In his framing of the passage Ray underscored the power of “words which linger as deeds” and out of which “a little voice in the soul” is born. He seemed almost grateful to observe how in the Chekhov story “the way we have dismissed certain concepts about life, about death, suddenly gives over unexpectedly to belief of an admittedly fragile but insistent nature”.
I continued to bring Chekhov into our days by reading a story first thing in the morning and then telling it to Ray when I came down
for breakfast. I would give the story in as true a fashion as I could, and Ray would inevitably become engaged by it and have to read it for himself that afternoon. By evening we could discuss it.
Another of Ray’s influences came from one of the books he’d been reading early in the year, Czeslaw Milosz’s
Unattainable Earth
, and it began to affect his idea of the form and latitude his own book might discover. In the interests of what he called “a more spacious form”, Milosz had incorporated prose quotes from Casanova’s
Memoirs
, snippets from Baudelaire, from his uncle Oscar Milosz, Pascal, Goethe and other thinkers and writers who’d affected him as he was writing his poems. He also includes his own musings, which take the form of confessions, questionings and insights. Ray was very much attracted to the inclusiveness of Milosz’s approach. His own reading at the time included García Lorca, Jaroslav Seifert, Tomas Tranströmer, Lowell,
The Selected Poems
of Milosz and a rereading of Tolstoy’s
The Death of Ivan Ilych.
From these he selected whole poems, which we later used as section heads for the book.
But in early June, when the devastating news of tumors in the lungs again was given to us, it was to Chekhov we instinctively turned to restore our steadfastness. One night I looked at certain passages I had bracketed in the stories and realized that they seemed to be speaking toward poems of Ray’s which I’d been helping him revise and typing into the computer. On impulse I went to the typewriter and shaped some of these excerpts into lines and gave them titles. When I showed the results to Ray, it was as if we’d discovered another Chekhov inside Chekhov. But because I’d been looking at the passages with Ray’s poems in mind, there was the sense that Chekhov had stepped toward us, and that while he remained in his own time, he seemed also to have become our contemporary. The world of headlong carriage races through snowstorms and of herring-head soup, of a dish made of bulls’ eyes, of cooks picking sorrel for vegetable soup, of peasant children raised not to flinch at the crude language of their drunken parents—this world was at home with the world of Raymond Carver, in which a man puts his head on the executioner’s block while touring a castle only to have the hand of his companion come down on his neck like an axe, a world in which a drunken father is caught in the kitchen by his son with a strange woman in a heavily sexual context, and in which we watch as a drowned child is carried above the trees in the tongs of a helicopter.

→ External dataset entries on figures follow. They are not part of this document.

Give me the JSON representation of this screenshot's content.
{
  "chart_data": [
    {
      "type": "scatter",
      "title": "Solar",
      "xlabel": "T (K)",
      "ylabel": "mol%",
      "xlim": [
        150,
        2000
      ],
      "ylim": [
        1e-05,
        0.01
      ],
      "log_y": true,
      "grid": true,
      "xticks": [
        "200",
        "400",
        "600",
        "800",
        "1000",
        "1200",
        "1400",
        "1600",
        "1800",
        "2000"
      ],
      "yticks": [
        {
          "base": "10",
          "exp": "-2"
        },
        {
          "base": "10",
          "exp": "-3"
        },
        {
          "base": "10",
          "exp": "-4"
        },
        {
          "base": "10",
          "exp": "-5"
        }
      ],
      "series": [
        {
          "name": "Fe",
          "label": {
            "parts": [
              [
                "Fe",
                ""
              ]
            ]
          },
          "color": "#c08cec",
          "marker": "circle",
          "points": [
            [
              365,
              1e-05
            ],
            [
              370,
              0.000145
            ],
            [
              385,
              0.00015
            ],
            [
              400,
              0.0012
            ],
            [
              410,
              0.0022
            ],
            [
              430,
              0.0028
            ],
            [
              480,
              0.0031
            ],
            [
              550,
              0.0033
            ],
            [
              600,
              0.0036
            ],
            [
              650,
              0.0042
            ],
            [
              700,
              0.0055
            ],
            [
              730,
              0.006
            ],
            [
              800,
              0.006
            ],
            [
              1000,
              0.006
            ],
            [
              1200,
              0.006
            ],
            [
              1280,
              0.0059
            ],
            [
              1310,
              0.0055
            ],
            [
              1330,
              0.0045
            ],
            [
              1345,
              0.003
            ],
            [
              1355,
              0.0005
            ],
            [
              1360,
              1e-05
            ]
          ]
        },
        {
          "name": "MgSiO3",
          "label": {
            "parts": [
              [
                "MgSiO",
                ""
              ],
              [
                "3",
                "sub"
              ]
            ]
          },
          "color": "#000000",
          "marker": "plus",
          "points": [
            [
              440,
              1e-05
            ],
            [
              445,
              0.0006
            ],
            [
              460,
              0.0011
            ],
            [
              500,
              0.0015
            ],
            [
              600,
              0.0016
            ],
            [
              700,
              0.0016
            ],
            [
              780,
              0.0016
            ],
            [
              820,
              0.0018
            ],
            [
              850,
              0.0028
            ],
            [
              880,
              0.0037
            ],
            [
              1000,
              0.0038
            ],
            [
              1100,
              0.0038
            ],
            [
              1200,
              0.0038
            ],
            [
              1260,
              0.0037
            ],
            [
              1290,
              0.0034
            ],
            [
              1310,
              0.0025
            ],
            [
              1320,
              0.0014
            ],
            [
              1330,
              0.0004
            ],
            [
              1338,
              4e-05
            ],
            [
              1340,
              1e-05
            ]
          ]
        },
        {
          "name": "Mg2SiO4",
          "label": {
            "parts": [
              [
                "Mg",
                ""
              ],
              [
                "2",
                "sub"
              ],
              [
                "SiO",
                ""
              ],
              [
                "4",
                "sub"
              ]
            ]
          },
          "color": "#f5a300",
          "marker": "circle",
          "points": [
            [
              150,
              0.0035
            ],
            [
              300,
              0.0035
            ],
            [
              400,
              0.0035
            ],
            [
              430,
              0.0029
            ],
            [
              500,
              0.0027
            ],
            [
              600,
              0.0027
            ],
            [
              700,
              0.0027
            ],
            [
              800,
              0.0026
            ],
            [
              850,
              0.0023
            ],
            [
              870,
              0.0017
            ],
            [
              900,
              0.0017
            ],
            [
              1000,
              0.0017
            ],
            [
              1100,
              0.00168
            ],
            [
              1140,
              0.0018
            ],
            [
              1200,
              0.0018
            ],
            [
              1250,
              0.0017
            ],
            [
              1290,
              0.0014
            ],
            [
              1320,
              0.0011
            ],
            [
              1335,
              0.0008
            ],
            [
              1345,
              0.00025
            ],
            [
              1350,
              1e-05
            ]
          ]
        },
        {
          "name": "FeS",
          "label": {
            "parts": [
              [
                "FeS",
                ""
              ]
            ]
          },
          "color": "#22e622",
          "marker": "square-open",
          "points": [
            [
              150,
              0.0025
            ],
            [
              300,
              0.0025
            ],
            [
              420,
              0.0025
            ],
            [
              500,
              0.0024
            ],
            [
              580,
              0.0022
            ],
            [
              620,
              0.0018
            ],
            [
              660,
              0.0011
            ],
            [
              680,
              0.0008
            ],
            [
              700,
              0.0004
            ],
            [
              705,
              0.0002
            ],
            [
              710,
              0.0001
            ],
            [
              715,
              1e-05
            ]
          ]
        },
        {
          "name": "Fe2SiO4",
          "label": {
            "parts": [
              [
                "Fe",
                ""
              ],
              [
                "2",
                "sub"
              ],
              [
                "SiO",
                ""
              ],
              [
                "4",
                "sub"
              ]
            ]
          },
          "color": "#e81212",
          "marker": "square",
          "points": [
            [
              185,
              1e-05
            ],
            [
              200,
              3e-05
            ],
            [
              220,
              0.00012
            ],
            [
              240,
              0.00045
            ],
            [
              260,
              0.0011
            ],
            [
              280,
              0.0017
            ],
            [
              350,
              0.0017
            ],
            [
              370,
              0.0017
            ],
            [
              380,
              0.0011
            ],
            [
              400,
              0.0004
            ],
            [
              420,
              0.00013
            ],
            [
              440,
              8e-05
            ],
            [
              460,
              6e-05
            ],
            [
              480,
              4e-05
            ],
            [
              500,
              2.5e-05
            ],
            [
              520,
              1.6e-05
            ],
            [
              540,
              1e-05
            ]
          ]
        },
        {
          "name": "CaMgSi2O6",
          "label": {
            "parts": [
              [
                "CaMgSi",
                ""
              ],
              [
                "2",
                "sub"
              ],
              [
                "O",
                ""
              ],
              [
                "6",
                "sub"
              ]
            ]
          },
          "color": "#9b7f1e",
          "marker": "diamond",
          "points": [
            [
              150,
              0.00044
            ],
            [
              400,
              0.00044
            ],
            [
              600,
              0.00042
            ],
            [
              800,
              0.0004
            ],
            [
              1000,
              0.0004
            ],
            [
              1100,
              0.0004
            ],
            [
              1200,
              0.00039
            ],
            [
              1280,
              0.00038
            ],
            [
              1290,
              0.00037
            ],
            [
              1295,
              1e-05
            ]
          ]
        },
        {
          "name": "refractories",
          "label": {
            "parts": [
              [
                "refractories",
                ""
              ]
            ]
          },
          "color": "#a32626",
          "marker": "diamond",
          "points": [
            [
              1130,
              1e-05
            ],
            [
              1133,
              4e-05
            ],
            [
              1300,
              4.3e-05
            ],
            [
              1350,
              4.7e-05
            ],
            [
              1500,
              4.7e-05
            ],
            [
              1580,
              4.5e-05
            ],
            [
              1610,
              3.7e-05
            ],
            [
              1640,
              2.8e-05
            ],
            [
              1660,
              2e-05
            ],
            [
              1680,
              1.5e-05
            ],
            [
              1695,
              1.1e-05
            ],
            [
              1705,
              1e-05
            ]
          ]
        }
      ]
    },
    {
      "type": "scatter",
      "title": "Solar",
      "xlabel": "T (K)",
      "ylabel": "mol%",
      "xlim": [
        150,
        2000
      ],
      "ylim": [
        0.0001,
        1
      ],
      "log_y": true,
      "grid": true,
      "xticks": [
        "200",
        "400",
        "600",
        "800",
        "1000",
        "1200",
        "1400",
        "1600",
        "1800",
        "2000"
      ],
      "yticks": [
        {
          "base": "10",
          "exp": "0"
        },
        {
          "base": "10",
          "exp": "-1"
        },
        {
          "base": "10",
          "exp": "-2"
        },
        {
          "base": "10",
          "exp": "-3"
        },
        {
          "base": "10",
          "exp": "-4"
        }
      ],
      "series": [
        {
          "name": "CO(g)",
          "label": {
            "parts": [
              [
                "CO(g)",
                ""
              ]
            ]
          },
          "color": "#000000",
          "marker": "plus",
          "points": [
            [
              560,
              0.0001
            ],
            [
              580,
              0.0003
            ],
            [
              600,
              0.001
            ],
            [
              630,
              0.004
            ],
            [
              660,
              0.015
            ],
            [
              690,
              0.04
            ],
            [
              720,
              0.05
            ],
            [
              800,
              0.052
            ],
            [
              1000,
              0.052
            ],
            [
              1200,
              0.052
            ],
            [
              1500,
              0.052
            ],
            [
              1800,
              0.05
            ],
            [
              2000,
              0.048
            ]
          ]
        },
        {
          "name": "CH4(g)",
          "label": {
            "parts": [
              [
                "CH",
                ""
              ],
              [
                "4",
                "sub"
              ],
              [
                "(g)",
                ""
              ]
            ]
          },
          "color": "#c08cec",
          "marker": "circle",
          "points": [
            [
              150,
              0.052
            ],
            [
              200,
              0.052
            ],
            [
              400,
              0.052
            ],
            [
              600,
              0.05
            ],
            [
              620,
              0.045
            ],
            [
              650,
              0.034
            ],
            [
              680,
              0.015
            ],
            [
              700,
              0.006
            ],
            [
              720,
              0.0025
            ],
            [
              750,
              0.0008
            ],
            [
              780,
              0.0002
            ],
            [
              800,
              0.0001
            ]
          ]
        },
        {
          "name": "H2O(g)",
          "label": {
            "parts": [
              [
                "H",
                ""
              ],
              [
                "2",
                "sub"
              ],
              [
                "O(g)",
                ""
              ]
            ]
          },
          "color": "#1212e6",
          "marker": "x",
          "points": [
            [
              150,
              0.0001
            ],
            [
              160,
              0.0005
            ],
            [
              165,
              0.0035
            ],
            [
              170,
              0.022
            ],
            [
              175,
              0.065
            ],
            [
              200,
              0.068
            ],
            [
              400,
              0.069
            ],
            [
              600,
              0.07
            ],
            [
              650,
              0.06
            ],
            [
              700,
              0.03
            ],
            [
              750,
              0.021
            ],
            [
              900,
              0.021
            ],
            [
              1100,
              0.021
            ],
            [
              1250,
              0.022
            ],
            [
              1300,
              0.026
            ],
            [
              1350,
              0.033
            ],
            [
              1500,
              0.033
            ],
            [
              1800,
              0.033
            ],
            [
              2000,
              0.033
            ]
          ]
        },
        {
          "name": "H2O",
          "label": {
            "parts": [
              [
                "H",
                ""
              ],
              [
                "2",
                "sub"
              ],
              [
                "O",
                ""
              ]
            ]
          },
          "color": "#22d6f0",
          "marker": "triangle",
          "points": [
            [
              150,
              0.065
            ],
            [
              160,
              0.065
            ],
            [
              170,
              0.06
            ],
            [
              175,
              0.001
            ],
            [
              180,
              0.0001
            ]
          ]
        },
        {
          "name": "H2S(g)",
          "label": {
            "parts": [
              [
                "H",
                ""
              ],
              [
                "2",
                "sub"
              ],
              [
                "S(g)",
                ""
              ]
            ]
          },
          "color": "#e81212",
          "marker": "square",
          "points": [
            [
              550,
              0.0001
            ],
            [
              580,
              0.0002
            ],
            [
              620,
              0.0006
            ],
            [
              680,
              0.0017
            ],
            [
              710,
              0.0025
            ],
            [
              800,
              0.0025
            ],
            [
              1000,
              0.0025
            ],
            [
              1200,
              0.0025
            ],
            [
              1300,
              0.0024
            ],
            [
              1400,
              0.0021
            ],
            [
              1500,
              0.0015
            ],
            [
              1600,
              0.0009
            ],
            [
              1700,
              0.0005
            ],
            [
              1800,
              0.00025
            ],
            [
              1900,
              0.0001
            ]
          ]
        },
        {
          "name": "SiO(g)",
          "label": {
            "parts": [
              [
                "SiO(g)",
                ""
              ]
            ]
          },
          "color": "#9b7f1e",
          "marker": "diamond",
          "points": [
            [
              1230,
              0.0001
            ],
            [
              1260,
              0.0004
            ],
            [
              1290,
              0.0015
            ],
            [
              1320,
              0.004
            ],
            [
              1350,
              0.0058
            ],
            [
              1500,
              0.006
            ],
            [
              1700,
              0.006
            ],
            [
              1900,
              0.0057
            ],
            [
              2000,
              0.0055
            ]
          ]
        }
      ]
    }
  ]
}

Once we’d discovered the poet in Chekhov, Ray began to mark passages he wanted to include and to type them up himself. The results were something between poems and prose, and this pleased us because
some of Ray’s new poems blurred the boundaries between poem and story, just as his stories had often taken strength from dramatic and poetic strategies. Ray had so collapsed the distance between his language and thought that the resulting transparency of method allowed distinctions between genres to dissolve without violence or a feeling of trespass. The story given as poem could unwind without having to pretend to intensities of phrasing or language that might have impeded the force of the story itself, yet the story could pull at the attention of the reader in another way for having been conceived as poetry.